Изменить стиль страницы

16

 

В начале сильная черта. К счастью. Слабая черта на втором месте. Слабая черта на третьем месте. Беспорочному — бедствие. Сильная черта на пятом месте. Болезнь беспорочного.

«И цзин, или Книга перемен»

Перевод Ю. К. Щуцкого

Следующие пару дней Страйк и Робин обменивались только сообщениями по делу, без шуток и лишней болтовни. Робин больше злилась на саму себя, зациклившуюся на Страйке, который хлопнул дверью и упрекнул ее в пересудах с Илсой за его спиной, чем на самого Страйка за то и другое.

Страйк, осознавая, что вел себя неразумно, не извинился. Однако к его раздражению на Илсу добавилось мучительное чувство самобичевания, и оба эти чувства усилились во время второго свидания с Бижу.

Он понял, что совершает ошибку, уже через пять минут после того, как снова встретился с ней. Пока она смеялась над собственными анекдотами и громко рассказывала об известных адвокатах, которым она нравилась, он сидел почти молча, спрашивая себя, во что, черт возьми, он играет. Будучи преисполнен решимости получить хотя бы то, за чем пришел, он покинул ее квартиру через несколько часов со слабым чувством отвращения к себе и сильным желанием никогда больше ее не видеть. Единственным небольшим утешением было то, что на этот раз его подколенное сухожилие не пострадало, потому что он предпочел находиться в горизонтальном положении во время секса.

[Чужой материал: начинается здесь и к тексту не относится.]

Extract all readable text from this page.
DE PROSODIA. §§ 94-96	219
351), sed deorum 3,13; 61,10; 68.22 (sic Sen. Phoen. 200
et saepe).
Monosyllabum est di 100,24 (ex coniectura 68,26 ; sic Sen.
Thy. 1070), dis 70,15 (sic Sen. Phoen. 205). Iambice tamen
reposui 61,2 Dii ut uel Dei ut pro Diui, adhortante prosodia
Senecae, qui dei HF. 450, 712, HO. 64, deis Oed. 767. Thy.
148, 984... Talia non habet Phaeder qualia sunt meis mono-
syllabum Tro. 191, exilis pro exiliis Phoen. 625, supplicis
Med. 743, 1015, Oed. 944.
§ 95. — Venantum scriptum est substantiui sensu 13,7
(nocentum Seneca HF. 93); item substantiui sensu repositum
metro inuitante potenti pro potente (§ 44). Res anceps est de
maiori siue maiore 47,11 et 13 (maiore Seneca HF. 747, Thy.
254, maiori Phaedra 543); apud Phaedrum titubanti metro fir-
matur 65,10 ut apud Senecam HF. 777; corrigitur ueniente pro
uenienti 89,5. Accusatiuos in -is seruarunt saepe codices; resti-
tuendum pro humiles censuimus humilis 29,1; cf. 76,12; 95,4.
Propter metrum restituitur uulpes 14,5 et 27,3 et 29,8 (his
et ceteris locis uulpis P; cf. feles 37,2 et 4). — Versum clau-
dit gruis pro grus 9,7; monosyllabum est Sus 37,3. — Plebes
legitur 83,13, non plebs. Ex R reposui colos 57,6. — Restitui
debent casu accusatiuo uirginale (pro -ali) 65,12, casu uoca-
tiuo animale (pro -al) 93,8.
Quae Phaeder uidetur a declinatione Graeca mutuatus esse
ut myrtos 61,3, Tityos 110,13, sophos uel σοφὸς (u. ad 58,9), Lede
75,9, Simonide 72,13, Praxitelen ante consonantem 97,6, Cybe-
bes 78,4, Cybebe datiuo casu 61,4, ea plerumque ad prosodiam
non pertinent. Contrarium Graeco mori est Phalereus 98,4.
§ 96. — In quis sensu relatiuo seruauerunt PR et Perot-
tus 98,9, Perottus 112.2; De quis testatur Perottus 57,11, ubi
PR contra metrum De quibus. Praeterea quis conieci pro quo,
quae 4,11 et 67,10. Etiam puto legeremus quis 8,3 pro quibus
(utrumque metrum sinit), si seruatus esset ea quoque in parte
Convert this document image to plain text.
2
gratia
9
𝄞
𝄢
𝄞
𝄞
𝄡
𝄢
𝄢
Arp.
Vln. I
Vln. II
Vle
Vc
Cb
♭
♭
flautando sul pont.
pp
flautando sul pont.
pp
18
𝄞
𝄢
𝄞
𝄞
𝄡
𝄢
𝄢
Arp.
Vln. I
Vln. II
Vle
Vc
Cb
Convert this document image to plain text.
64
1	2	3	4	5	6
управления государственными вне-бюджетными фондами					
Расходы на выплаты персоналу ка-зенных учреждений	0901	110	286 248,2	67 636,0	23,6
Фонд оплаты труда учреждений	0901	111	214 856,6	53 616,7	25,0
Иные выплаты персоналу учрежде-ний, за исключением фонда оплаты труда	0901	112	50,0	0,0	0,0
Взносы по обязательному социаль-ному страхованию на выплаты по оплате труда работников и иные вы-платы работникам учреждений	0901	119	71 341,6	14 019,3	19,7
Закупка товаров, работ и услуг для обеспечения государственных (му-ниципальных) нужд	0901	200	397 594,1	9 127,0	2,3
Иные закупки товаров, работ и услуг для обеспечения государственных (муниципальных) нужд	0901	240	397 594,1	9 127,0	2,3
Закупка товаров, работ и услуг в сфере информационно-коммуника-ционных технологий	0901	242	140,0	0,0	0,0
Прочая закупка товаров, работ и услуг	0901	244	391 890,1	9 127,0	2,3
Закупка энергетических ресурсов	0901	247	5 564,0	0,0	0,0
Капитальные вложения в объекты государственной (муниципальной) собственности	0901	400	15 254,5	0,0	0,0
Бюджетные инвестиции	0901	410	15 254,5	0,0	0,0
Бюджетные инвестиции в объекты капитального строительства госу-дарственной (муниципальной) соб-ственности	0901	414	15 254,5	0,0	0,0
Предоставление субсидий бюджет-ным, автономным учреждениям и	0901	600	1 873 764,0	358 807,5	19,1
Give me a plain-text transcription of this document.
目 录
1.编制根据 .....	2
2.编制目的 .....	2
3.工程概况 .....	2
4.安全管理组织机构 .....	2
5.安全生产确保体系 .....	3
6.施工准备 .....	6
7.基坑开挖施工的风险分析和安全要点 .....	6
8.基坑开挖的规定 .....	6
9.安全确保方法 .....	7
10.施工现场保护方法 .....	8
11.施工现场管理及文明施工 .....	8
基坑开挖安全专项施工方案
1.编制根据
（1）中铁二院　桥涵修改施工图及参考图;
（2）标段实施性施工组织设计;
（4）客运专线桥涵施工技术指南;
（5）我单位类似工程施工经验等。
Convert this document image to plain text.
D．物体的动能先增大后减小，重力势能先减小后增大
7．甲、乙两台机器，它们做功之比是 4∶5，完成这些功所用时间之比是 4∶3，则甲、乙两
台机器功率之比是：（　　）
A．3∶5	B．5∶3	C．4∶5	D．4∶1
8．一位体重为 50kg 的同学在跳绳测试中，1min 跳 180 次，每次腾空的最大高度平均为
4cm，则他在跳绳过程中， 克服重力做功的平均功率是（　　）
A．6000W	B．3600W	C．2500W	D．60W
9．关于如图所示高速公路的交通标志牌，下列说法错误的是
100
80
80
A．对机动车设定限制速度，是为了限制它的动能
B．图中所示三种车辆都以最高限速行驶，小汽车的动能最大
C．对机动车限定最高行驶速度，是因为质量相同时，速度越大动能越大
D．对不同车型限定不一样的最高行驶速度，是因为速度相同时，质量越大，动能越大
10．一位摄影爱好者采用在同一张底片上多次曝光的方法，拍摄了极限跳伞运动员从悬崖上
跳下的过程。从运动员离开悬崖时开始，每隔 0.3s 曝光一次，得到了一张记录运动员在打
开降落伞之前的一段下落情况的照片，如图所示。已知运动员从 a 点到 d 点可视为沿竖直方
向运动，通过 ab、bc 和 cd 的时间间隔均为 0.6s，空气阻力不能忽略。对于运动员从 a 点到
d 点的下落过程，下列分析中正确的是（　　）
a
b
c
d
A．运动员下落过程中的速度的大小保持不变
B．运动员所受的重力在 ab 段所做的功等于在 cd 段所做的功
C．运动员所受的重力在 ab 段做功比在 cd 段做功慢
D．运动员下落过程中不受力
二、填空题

Хотя это был далеко не первый раз, когда Страйк спал с женщиной, в которую не был влюблен, никогда раньше он не трахал ту, которая ему так сильно не нравилась. Весь этот эпизод, который он теперь считал окончательно завершенным, скорее усилил, чем облегчил его плохое настроение, снова заставив его сопротивляться своим чувствам к Робин.

Страйк даже не подозревал, что отношениям Робин и Мёрфи уже был нанесен первый серьезный удар, и Робин совершенно не собиралась делиться этим фактом со своим деловым партнером.

Ссора произошла в среду вечером в баре возле площади Пикадилли. Робин, которая на следующий день в пять часов утра должна была уехать в Ковентри, вообще-то не очень хотела идти в кино в середине недели. Однако, поскольку Мёрфи уже купил билеты, она решила, что не может отказать. Похоже, он был полон решимости не скатиться к модели отношений, согласно которой они бы просто встречались на квартирах друг друга, чтобы поесть и заняться сексом. Робин предположила, что это произошло из-за страха принять ее как должное или впасть в рутину, на что, как она поняла из косвенных комментариев, жаловалась его бывшая жена.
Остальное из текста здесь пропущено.